The mitochondria are a major target of miR210 during hypoxia and reprogramming of mitochondrial
metabolic switch from oxidative phosphorylation to glycolysis contributes to pro-inflammatory microglial
activation. We and others have demonstrated that miR210 reduces mitochondrial oxidative phosphorylation by
negatively regulating a number of electron transport chain (ETC)-related genes in multiple cells and increases
mitochondrial dysfunction. However, whether miR210 promotes metabolic shift in hypoxic mitochondrial
respiration in favor of glycolysis and drives pro-inflammatory microglial response in the setting of stroke is
unknown and requires further investigation. Thus, this proposal will attempt to reveal the mechanistic links of
metabolic reprogramming in miR210-mediated pro-inflammatory microglial activation in ischemic brain injury.

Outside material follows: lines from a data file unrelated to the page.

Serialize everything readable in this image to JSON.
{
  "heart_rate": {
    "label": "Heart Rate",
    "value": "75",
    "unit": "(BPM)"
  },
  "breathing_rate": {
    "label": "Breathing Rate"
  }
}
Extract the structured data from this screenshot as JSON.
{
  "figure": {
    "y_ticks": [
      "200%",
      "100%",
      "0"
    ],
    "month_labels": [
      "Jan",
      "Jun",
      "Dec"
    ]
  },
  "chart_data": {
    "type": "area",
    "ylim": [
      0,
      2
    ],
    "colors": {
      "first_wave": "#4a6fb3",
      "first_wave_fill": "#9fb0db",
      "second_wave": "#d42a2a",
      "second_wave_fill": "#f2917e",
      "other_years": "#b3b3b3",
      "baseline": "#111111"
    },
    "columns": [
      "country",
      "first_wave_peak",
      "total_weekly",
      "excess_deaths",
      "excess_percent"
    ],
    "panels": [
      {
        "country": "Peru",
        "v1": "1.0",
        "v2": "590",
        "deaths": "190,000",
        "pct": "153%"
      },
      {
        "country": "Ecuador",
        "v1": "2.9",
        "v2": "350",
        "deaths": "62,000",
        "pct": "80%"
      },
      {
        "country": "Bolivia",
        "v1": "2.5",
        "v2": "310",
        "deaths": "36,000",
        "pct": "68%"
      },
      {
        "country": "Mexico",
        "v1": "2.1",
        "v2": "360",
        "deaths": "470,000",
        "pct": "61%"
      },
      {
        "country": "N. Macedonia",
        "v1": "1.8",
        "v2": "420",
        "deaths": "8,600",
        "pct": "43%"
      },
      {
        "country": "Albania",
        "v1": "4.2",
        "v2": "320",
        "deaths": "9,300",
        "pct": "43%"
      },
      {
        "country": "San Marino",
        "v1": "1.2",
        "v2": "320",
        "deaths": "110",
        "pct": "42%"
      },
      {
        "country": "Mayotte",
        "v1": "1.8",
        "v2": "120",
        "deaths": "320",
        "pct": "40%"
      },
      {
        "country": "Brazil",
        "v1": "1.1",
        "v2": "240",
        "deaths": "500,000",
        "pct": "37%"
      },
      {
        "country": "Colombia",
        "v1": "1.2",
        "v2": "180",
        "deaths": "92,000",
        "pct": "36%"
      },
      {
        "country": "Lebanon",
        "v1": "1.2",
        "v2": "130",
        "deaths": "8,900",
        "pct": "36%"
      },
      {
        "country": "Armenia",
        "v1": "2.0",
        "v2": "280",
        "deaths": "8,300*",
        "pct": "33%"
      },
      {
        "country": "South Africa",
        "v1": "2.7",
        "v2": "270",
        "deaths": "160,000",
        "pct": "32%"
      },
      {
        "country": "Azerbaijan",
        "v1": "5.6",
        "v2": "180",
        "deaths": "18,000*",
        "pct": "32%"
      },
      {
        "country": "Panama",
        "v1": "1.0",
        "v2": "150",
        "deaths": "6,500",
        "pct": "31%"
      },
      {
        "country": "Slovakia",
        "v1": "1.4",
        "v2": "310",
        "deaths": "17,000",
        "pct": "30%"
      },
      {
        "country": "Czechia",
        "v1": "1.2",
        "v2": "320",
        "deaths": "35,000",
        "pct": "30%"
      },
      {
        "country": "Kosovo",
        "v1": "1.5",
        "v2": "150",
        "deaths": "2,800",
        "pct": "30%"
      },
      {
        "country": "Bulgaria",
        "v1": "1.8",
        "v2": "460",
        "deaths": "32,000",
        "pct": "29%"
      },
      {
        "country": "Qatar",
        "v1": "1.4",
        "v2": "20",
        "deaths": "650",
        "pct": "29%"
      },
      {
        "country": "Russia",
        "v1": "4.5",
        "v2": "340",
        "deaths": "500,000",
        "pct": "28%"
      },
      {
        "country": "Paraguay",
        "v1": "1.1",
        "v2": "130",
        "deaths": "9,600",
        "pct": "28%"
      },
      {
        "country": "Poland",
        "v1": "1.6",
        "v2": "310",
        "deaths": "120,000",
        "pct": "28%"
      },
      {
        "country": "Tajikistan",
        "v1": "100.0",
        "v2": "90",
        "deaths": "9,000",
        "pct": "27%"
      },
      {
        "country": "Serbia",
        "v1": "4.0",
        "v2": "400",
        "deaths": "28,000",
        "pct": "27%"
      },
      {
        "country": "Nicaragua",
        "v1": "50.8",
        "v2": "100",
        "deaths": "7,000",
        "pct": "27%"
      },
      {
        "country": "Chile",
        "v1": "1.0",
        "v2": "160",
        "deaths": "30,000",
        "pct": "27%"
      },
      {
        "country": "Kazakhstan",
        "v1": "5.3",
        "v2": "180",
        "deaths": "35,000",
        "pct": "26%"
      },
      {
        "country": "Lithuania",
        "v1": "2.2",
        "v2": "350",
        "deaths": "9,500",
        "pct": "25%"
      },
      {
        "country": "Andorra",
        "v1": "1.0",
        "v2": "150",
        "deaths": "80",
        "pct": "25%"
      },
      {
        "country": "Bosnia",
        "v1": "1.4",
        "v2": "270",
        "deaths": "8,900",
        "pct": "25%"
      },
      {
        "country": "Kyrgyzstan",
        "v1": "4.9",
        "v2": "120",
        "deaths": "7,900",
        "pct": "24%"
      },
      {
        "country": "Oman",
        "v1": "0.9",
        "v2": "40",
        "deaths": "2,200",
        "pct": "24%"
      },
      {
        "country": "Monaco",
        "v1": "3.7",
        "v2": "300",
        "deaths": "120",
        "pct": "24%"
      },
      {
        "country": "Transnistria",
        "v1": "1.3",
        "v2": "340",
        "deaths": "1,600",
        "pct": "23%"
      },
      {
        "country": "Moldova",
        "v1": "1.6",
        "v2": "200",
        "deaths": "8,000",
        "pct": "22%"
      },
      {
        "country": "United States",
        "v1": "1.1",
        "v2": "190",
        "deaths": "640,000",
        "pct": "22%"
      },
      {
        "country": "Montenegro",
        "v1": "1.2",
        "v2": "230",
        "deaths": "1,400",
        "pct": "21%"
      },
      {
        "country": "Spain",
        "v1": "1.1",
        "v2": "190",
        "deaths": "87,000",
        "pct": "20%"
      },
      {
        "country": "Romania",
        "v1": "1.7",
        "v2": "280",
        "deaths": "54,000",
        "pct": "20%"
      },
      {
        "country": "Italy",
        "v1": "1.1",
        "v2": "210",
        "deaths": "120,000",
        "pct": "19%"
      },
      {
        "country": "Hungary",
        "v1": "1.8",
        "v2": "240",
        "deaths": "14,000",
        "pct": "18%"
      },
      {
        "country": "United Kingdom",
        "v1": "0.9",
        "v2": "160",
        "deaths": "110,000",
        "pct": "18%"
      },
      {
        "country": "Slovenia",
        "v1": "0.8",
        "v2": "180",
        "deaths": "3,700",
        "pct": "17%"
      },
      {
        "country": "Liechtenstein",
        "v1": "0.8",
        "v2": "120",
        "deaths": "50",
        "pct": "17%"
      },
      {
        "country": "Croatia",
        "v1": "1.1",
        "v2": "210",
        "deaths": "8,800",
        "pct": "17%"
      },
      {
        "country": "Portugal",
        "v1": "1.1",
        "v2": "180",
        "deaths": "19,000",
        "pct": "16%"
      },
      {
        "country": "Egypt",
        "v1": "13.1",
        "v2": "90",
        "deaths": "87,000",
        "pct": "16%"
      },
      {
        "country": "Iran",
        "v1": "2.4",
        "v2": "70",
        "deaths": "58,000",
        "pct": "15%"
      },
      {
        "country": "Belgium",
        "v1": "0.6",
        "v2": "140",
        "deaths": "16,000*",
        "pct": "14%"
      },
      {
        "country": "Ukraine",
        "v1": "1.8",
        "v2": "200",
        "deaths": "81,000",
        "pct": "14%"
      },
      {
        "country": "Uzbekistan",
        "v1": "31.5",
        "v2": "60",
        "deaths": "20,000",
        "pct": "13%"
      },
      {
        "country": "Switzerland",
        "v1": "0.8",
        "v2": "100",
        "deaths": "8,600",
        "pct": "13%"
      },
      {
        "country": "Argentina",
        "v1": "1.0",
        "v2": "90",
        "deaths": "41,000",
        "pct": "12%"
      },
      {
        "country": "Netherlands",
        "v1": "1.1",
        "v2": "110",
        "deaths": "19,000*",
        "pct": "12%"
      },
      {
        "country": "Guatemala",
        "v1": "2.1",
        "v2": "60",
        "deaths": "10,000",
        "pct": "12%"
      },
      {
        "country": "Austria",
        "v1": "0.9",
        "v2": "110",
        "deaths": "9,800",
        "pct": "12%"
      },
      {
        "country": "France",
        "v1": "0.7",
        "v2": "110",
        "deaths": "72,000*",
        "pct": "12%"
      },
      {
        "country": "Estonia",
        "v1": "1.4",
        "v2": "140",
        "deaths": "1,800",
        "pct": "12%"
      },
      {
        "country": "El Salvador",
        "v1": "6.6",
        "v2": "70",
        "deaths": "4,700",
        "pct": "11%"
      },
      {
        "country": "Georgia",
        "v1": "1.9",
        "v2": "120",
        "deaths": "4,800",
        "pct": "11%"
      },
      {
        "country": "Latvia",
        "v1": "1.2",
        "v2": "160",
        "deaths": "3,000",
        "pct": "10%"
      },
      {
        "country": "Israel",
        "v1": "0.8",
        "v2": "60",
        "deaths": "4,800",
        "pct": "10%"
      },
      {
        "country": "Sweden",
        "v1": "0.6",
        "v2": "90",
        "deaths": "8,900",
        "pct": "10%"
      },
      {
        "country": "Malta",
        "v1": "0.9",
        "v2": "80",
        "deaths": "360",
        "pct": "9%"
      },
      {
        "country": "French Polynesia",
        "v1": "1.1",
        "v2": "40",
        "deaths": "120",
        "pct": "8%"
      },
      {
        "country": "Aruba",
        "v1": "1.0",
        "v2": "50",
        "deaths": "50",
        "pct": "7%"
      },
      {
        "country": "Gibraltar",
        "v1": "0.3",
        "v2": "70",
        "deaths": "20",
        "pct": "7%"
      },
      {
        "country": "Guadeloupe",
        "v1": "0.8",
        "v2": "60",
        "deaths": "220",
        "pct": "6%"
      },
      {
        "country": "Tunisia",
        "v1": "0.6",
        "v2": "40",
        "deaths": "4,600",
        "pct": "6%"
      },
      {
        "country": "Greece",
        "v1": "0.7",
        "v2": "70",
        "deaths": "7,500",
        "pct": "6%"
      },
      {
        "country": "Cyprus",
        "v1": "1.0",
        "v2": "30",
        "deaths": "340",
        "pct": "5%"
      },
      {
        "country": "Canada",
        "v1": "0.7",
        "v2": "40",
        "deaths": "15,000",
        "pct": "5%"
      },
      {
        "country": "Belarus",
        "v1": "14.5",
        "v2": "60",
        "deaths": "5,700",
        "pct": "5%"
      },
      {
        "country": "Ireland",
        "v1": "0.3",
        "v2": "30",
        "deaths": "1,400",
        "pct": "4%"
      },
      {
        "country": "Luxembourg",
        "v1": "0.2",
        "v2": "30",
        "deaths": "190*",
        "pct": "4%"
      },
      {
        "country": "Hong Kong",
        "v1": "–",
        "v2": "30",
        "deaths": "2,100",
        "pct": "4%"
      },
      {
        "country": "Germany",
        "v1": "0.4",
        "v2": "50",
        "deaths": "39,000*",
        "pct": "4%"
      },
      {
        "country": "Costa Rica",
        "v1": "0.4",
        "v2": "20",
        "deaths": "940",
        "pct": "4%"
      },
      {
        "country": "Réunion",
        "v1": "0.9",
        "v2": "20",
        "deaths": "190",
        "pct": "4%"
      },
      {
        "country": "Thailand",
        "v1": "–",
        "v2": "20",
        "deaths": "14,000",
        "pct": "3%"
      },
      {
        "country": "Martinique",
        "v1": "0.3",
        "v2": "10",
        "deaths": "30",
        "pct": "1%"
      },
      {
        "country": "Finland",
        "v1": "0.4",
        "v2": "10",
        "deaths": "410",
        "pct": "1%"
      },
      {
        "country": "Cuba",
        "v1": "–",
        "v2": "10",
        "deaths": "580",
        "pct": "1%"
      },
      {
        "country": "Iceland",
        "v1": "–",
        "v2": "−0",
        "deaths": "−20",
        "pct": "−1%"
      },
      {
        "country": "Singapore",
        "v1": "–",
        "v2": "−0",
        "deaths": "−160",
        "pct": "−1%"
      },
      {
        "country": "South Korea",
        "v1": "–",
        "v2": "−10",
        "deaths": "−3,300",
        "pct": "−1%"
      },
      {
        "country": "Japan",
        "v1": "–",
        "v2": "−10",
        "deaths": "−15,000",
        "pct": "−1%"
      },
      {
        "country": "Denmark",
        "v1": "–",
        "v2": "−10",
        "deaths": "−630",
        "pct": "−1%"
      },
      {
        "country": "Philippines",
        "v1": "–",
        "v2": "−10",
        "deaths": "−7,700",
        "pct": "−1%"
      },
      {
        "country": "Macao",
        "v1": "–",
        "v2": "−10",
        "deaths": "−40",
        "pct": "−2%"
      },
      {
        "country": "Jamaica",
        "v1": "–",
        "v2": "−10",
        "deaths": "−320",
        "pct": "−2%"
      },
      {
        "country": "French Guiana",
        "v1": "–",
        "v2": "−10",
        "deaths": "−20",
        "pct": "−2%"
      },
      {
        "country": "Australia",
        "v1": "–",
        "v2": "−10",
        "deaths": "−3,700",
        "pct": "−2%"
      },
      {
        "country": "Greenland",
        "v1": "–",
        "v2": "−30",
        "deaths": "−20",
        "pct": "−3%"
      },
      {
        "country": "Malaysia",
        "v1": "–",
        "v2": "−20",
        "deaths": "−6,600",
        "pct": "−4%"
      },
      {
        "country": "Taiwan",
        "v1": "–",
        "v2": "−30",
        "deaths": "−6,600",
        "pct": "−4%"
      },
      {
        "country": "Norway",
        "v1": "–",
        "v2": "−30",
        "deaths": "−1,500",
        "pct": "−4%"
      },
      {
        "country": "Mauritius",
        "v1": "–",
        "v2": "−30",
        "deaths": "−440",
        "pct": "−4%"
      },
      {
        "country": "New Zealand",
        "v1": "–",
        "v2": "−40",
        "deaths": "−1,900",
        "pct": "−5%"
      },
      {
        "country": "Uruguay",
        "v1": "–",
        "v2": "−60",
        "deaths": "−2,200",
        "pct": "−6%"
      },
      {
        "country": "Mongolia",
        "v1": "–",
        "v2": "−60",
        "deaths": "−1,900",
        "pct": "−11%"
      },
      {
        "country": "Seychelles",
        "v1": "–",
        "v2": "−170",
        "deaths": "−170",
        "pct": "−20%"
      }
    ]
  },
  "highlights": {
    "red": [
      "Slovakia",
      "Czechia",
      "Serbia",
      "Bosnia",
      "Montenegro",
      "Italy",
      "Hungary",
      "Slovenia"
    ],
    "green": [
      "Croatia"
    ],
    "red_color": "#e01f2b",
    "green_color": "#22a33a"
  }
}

We will evaluate the mechanism of miR210-mediated mitochondrial metabolic shift in programming of proinflammatory
microglia and neurotoxicity. We will also determine whether and to what extent miR210
deficiency inhibits microglial mitochondrial dysfunction and reduces neuroinflammation after acute ischemic
brain injury. We expect to generate unique insights into the novel role of epigenetic mechanism in the
activation of microglial pro-inflammatory phenotype through metabolic shift in the brain post-stroke. The
outcome of this study will delineate the mechanism of miR210 in driving microglial inflammatory response. It
represents a major breakthrough and paradigm-shifting focus of research and will provide new visions into a
novel target of miR210 in potential therapeutic strategies for acute ischemic brain injury.